Shopping at the King of Prussia Mall can be harrowing for a city mouse. There are dozens of stores dedicated to luggage. There is an entire section of the mall's directory reserved for "Children's and Infant Fashions." And that doesn't begin to touch the shopping centers that surround the mall in concentric circles of decision paralysis. But occasionally it's necessary to physically try on 32 winter coats at 32 separate stores. Those times are often accompanied by a strong urge for 960 calories of avocado spring rolls from the Cheesecake Factory. After miles of suburban orienteering, the effort involved in actually getting home can be too much to bear.
Enter the new Sheraton Valley Forge, which opened its 180 oversized guest rooms to the public on October 8. The newly renovated Wurzak property is just down the road from the mammoth mall and Jake Wurzak expects to see as many social weekenders at the hotel as businesspeople visiting nearby Fortune 500 companies. "We wanted this to be like something you could find in New York," Wurzak said. "Not some airport in Toledo, Ohio."
Wurzak believes the hotel can compete with downtown properties including the Monaco and Le Meridien. He said the group incorporated design elements from urban hotels around the world, including the Mandarin Oriental's lobby in Paris and the St. Regis in San Francisco. "There's really nothing like it [in the suburbs]," Wurzak said. "Traditional suburban hotels tend to look very much the same." The design also includes a two-story lobby with a fireplace and guest rooms with floor-to-ceiling windows and two-sided flatscreen TVs.
The hotel, née the Sheraton Hotel Park Ridge, once packed in 280 guest rooms and a courtyard Wurzak described using terms including "Soviet" and "1970s." When his hotel group purchased the property, they decided to enlarge the room sizes and overhaul the courtyard. More than 50 of the guest rooms now boast more than 700 square feet of space. In addition to a newly landscaped courtyard, the outdoor space now houses a glass pool (and whirlpool) house.

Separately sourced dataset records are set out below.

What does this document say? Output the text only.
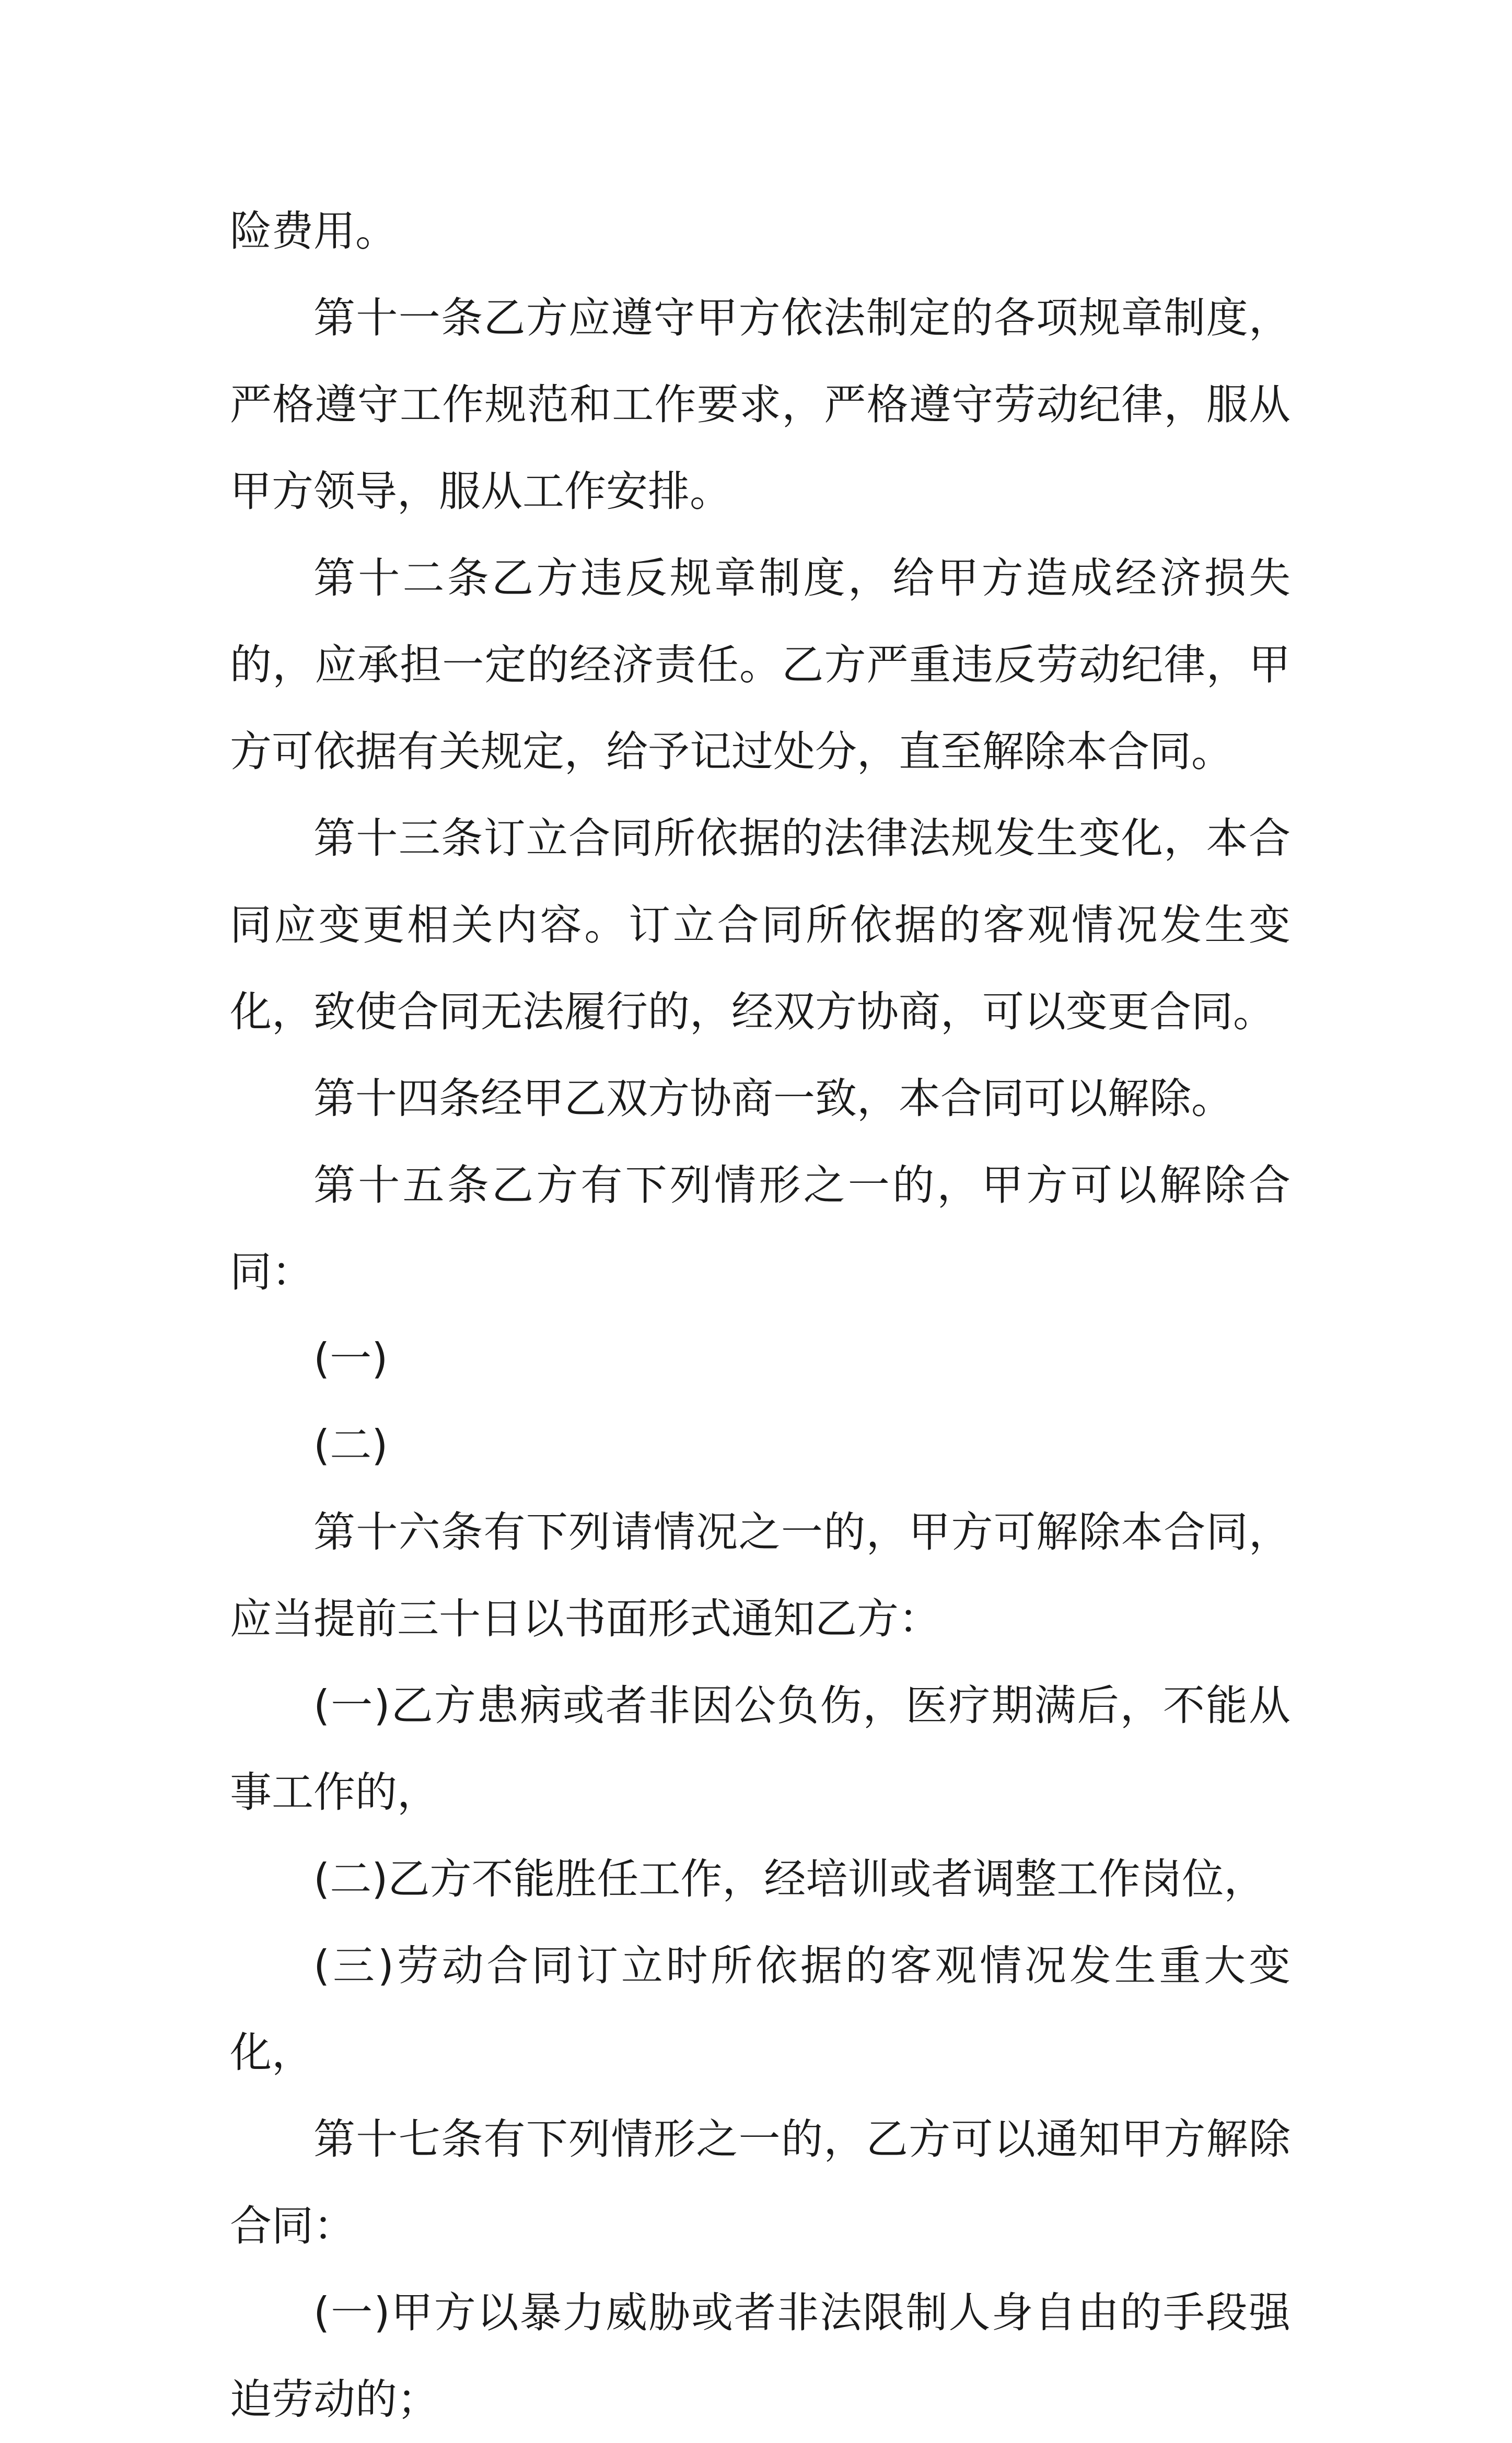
险费用。

第十一条乙方应遵守甲方依法制定的各项规章制度，严格遵守工作规范和工作要求，严格遵守劳动纪律，服从甲方领导，服从工作安排。

第十二条乙方违反规章制度，给甲方造成经济损失的，应承担一定的经济责任。乙方严重违反劳动纪律，甲方可依据有关规定，给予记过处分，直至解除本合同。

第十三条订立合同所依据的法律法规发生变化，本合同应变更相关内容。订立合同所依据的客观情况发生变化，致使合同无法履行的，经双方协商，可以变更合同。

第十四条经甲乙双方协商一致，本合同可以解除。

第十五条乙方有下列情形之一的，甲方可以解除合同：

(一)

(二)

第十六条有下列请情况之一的，甲方可解除本合同，应当提前三十日以书面形式通知乙方：

(一)乙方患病或者非因公负伤，医疗期满后，不能从事工作的，

(二)乙方不能胜任工作，经培训或者调整工作岗位，

(三)劳动合同订立时所依据的客观情况发生重大变化，

第十七条有下列情形之一的，乙方可以通知甲方解除合同：

(一)甲方以暴力威胁或者非法限制人身自由的手段强迫劳动的；
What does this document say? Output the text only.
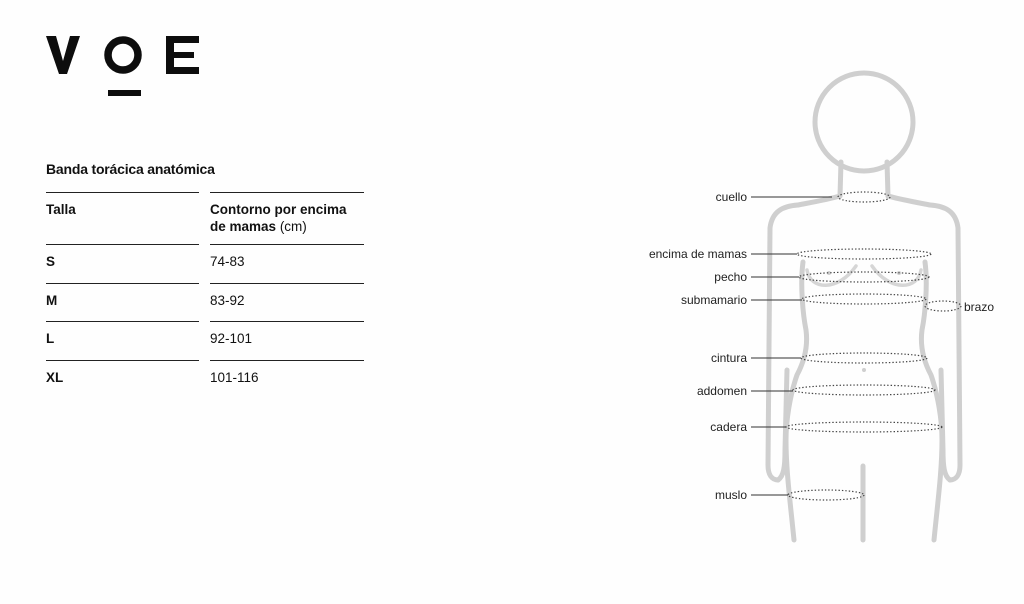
Banda torácica anatómica
Talla		Contorno por encima de mamas (cm)
S		74-83
M		83-92
L		92-101
XL		101-116
cuello
encima de mamas
pecho
submamario
cintura
addomen
cadera
muslo
brazo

The piece de resistance for homesick Philadelphians and city-wary suburbanites alike? An outpost of the oldest Italian restaurant in the country, South Philly's own Ralph's. The restaurant will also have reign over the hotel's bar area. "It is important to partner up with local businesses that do things excellently," Wurzak said. Designers blew up family photos from walls inside the South Philly location and Wurzak describes the effect as "walking into Boardwalk Empire."
Black Friday is less than a month away. Best to shop prepared.